Dirk's journalist friend Naoko doesn't think this is a good idea. (Neither do I.) She documents the stories of people whose Neumods have gone horribly wrong, and we see those interviews throughout the story. Some believe the mods ruined their lives, others think that their deformities are just one of many possible outcomes of Neumods - they made an informed decision going in, and they'd make it again. But Dirk agrees to this true junction (so named because the junctions are true to one another; no other link can be formed with them) after knowing Teralyn only a little more than a week, and Naoko is concerned.

She's right to be. Teralyn has never exactly hidden her crazy from Dirk, but she insists that they only refer to themselves as "I" or "we," never "you," and only "Teralyn," not Dirk. Only Teralyn exists. It may not even be a week before she runs off, leaving him to starve.

At this point, Teralyn stops narrating her story, saying she doesn't know or care what happened to him. She assumes he's dead. But then, he and Naoko enter. Dirk is hooked up to a machine, his junction torn out, and asks to speak to Teralyn alone while a video records them. He tells her he only wants to be a part of her again, and then kills himself. His friends are not so kind - they forcibly remove her junction and connect her to Dirk's machine.

We see that the true narrator is Naoko; this is perhaps a book, or video-chronicle, of the story she is compiling.
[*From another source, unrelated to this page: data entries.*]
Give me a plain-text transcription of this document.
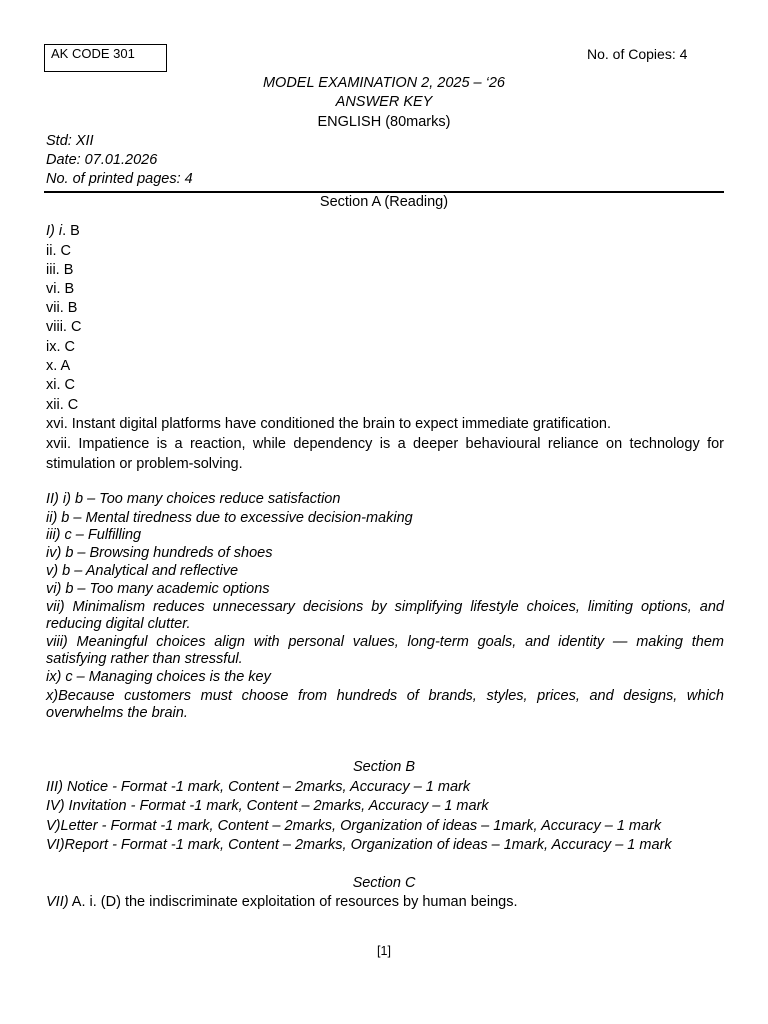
AK CODE 301	No. of Copies: 4
MODEL EXAMINATION 2, 2025 – ‘26
ANSWER KEY
ENGLISH (80marks)
Std: XII
Date: 07.01.2026
No. of printed pages: 4
Section A (Reading)
I) i. B
ii. C
iii. B
vi. B
vii. B
viii. C
ix. C
x. A
xi. C
xii. C
xvi. Instant digital platforms have conditioned the brain to expect immediate gratification.
xvii. Impatience is a reaction, while dependency is a deeper behavioural reliance on technology for stimulation or problem-solving.
II) i) b – Too many choices reduce satisfaction
ii) b – Mental tiredness due to excessive decision-making
iii) c – Fulfilling
iv) b – Browsing hundreds of shoes
v) b – Analytical and reflective
vi) b – Too many academic options
vii) Minimalism reduces unnecessary decisions by simplifying lifestyle choices, limiting options, and reducing digital clutter.
viii) Meaningful choices align with personal values, long-term goals, and identity — making them satisfying rather than stressful.
ix) c – Managing choices is the key
x)Because customers must choose from hundreds of brands, styles, prices, and designs, which overwhelms the brain.
Section B
III) Notice - Format -1 mark, Content – 2marks, Accuracy – 1 mark
IV) Invitation - Format -1 mark, Content – 2marks, Accuracy – 1 mark
V)Letter - Format -1 mark, Content – 2marks, Organization of ideas – 1mark, Accuracy – 1 mark
VI)Report - Format -1 mark, Content – 2marks, Organization of ideas – 1mark, Accuracy – 1 mark
Section C
VII) A. i. (D) the indiscriminate exploitation of resources by human beings.
[1]
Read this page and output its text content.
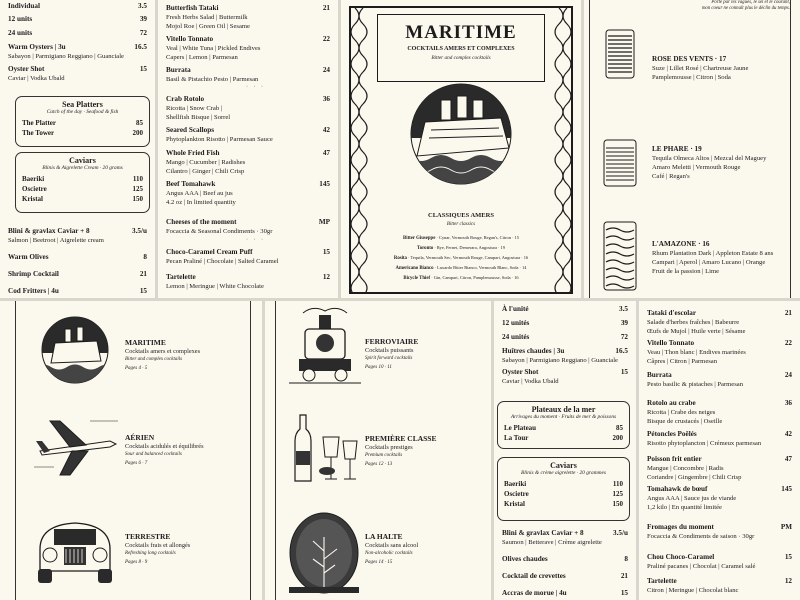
Individual	3.5
12 units	39
24 units	72
Warm Oysters | 3u	16.5
Sabayon | Parmigiano Reggiano | Guanciale
Oyster Shot	15
Caviar | Vodka Ubald
Sea Platters
Catch of the day · Seafood & fish
The Platter	85
The Tower	200
Caviars
Blinis & Aigrelette Cream · 20 grams
Baeriki	110
Oscietre	125
Kristal	150
Blini & gravlax Caviar + 8	3.5/u
Salmon | Beetroot | Aigrelette cream
Warm Olives	8
Shrimp Cocktail	21
Cod Fritters | 4u	15
Butterfish Tataki	21
Fresh Herbs Salad | Buttermilk
Mojol Roe | Green Oil | Sesame
Vitello Tonnato	22
Veal | White Tuna | Pickled Endives
Capers | Lemon | Parmesan
Burrata	24
Basil & Pistachio Pesto | Parmesan
· · ·
Crab Rotolo	36
Ricotta | Snow Crab |
Shellfish Bisque | Sorrel
Seared Scallops	42
Phytoplankton Risotto | Parmesan Sauce
Whole Fried Fish	47
Mango | Cucumber | Radishes
Cilantro | Ginger | Chili Crisp
Beef Tomahawk	145
Angus AAA | Beef au jus
4.2 oz | In limited quantity
Cheeses of the moment	MP
Focaccia & Seasonal Condiments · 30gr
· · ·
Choco-Caramel Cream Puff	15
Pecan Praliné | Chocolate | Salted Caramel
Tartelette	12
Lemon | Meringue | White Chocolate
MARITIME
COCKTAILS AMERS ET COMPLEXES
Bitter and complex cocktails
CLASSIQUES AMERS
Bitter classics
Bitter Giuseppe · Cynar, Vermouth Rouge, Regan's, Citron · 15
Toronto · Rye, Fernet, Demerara, Angostura · 19
Rosita · Tequila, Vermouth Sec, Vermouth Rouge, Campari, Angostura · 16
Americano Bianco · Luxardo Bitter Bianco, Vermouth Blanc, Soda · 14
Bicycle Thief · Gin, Campari, Citron, Pamplemousse, Soda · 16
Porté par les vagues, le sel et le courant,
mon coeur ne connaît plus le déclin du temps.
ROSE DES VENTS · 17
Suze | Lillet Rosé | Chartreuse Jaune
Pamplemousse | Citron | Soda
LE PHARE · 19
Tequila Olmeca Altos | Mezcal del Maguey
Amaro Meletti | Vermouth Rouge
Café | Regan's
L'AMAZONE · 16
Rhum Plantation Dark | Appleton Estate 8 ans
Campari | Aperol | Amaro Lucano | Orange
Fruit de la passion | Lime
MARITIME
Cocktails amers et complexes
Bitter and complex cocktails
Pages 4 · 5
AÉRIEN
Cocktails acidulés et équilibrés
Sour and balanced cocktails
Pages 6 · 7
TERRESTRE
Cocktails frais et allongés
Refreshing long cocktails
Pages 8 · 9
FERROVIAIRE
Cocktails puissants
Spirit forward cocktails
Pages 10 · 11
PREMIÈRE CLASSE
Cocktails prestiges
Premium cocktails
Pages 12 · 13
LA HALTE
Cocktails sans alcool
Non-alcoholic cocktails
Pages 14 · 15
À l'unité	3.5
12 unités	39
24 unités	72
Huîtres chaudes | 3u	16.5
Sabayon | Parmigiano Reggiano | Guanciale
Oyster Shot	15
Caviar | Vodka Ubald
Plateaux de la mer
Arrivages du moment · Fruits de mer & poissons
Le Plateau	85
La Tour	200
Caviars
Blinis & crème aigrelette · 20 grammes
Baeriki	110
Oscietre	125
Kristal	150
Blini & gravlax Caviar + 8	3.5/u
Saumon | Betterave | Crème aigrelette
Olives chaudes	8
Cocktail de crevettes	21
Accras de morue | 4u	15
Tataki d'escolar	21
Salade d'herbes fraîches | Babeurre
Œufs de Mujol | Huile verte | Sésame
Vitello Tonnato	22
Veau | Thon blanc | Endives marinées
Câpres | Citron | Parmesan
Burrata	24
Pesto basilic & pistaches | Parmesan
Rotolo au crabe	36
Ricotta | Crabe des neiges
Bisque de crustacés | Oseille
Pétoncles Poêlés	42
Risotto phytoplancton | Crémeux parmesan
Poisson frit entier	47
Mangue | Concombre | Radis
Coriandre | Gingembre | Chili Crisp
Tomahawk de bœuf	145
Angus AAA | Sauce jus de viande
1,2 kilo | En quantité limitée
Fromages du moment	PM
Focaccia & Condiments de saison · 30gr
Chou Choco-Caramel	15
Praliné pacanes | Chocolat | Caramel salé
Tartelette	12
Citron | Meringue | Chocolat blanc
She feels guilt for what she did to Teralyn and spends the rest of her life caring for the now-invalid woman.

The story is haunting and dark. The dynamic between Teralyn and Dirk falls just short of disturbing because Dirk, to me, doesn't feel hopelessly in love, or like he wants to be controlled, or like he actually knows what he wants at all; he feels stupid. We don't get much depth from him and could do with more. I'm not a fan of 'love at first sight' or Romeo & Juliet stories, both of which this story works with, because they feel shallow. That's a good word to describe my general feelings toward the book: shallow. It wants to say a lot about power, sex, relationships, autonomy, but it doesn't have much to say about them, and it lays it all out on the page. The characters aren't substantial enough to make up for the the brief plot, either, so it's left feeling lacking.

The art is, at times, beautiful. It reminds me of certain issues of The Sandman, with its angular faces, blue-washed watercolors and populated backgrounds. But it's also visually dark, and while there's a good amount of detail, it gets lost in the darkness. There's a grimy feel to it, which is certainly intentional since this is a cyberpunk-y world, but it doesn't appeal to me very much.

A quick, solid read that certainly wasn't bad, but wasn't excellent.